José Sarria wasn’t just a drag queen with a pretty face. He had been the target of vice arrests in both bars and public places, and it was his suggestion to gay men to start demanding jury trials in self defense. Soon the courts were overloaded, and judges began demanding that prosecutors have actual evidence against people before allowing the cases to go to trial.
Every Halloween, after midnight when the festivities of the day were officially over, police arrested drag queens under an old city ordinance making it illegal for men to dress in women’s clothing with ”intent to deceive”. Fed up, José went to attorney Melvin Belli, and the two of them found a way around the law by giving out handmade labels to the drag queens in the shape of a black cat’s head. They read “I am a boy”. After that, when stopped, men in dresses would show the label, proving they were not attempting to deceive. This put an end to police raids on Halloween.

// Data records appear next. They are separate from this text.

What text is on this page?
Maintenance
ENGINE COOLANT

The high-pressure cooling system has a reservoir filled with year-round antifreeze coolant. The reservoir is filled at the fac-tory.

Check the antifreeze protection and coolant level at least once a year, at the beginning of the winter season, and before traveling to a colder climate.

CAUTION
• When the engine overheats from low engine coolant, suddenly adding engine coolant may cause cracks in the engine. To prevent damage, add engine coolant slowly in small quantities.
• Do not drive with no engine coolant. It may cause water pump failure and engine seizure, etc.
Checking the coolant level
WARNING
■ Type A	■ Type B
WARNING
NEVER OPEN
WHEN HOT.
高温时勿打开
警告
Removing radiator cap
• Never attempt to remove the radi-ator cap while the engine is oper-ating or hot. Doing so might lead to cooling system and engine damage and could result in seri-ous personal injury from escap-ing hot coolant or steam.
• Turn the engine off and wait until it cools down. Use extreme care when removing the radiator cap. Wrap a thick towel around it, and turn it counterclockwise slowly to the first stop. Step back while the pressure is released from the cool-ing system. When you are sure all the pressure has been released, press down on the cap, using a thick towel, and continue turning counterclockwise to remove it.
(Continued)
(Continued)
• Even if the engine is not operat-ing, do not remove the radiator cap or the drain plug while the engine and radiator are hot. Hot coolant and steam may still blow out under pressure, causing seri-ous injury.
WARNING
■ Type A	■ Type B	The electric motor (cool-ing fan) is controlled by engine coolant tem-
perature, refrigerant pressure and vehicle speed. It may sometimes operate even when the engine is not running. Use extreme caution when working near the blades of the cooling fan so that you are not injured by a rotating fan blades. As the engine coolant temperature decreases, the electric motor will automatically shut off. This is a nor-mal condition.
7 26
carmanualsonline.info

Working with others, José Sarria helped start the League for Civil Education (LCE) in the early 1960’s. The organization gave educational programs on homosexuality and offered help to men who were being persecuted for being gay after being snared in police raids. He ran unsuccessfully for the San Francisco Board of Supervisors in 1961 for the same seat that Harvey Milk won sixteen years later. His résumé of work on behalf of the gay community in San Francisco is astounding. He was instrumental in starting many organizations to benefit gay people, including SIR, the Society for Individual Rights, and The Tavern Guild which initially was a group of bar owners who hired attorneys to post bail for their patrons when they were arrested in bar raids. He was also instrumental in establishing the Imperial Court of San Francisco, a system that today has chapters in cities across the United States, Canada and Mexico, raising millions of dollars for charity.
I watched the people I had naívely held in distain before coming to California and grew to respect them. It was the drag queens who proved to be the bravest, most fearless fighters for gay rights. While masculine gay men wearing business suits cowered in their closets, the boys in dresses and wigs were out in force, defending our rights. They adopted their alter egos and campy names not only because they were fun; they did it to give themselves a tiny measure of anonymity to protect their livelihoods.
Three years before the Stonewall Riots in New York City, it was a group of San Francisco drag queens who, late one night in August of 1966, had finally had enough of being harassed by the police. They fought back in Compton’s Cafeteria on Taylor and Turk in the Tenderloin. They decided it was time to start fighting, not just for gay rights, but for the most basic of human rights and dignity that we were promised under the Constitution but were being denied. Along with their Stonewall counterparts in New York, they began the long walk down a road that eventually led to the White House in 2012, and convinced Barack Obama to be the first president in history to demand and obtain human rights for all LGBT people in America.
José Sarria was the first in a long line of characters, both men and women, in The Imperial Court of San Francisco. At 7:02 AM in the morning of August 19th, 2013, Jose died. He had purchased the plot next to Emperor Norton in Colma’s Woodlawn Cemetery. He will reign in perpetuity as “Her Royal Majesty, Empress of San Francisco, José I, The Widow Norton”, and no doubt future generations of gay San Franciscans will continue their annual pilgrimages to the graves and remember both him and the Emperor Norton.
If you are a San Franciscian and believe in human rights, you owe it to him to stop what you are doing long enough to line the streets of the city as his funeral passes by. He was a fighter for everyone who believes in their rights under the Constitution and Bill of Rights. … Into the streets, San Franciscans, a very good man is passing by for the last time.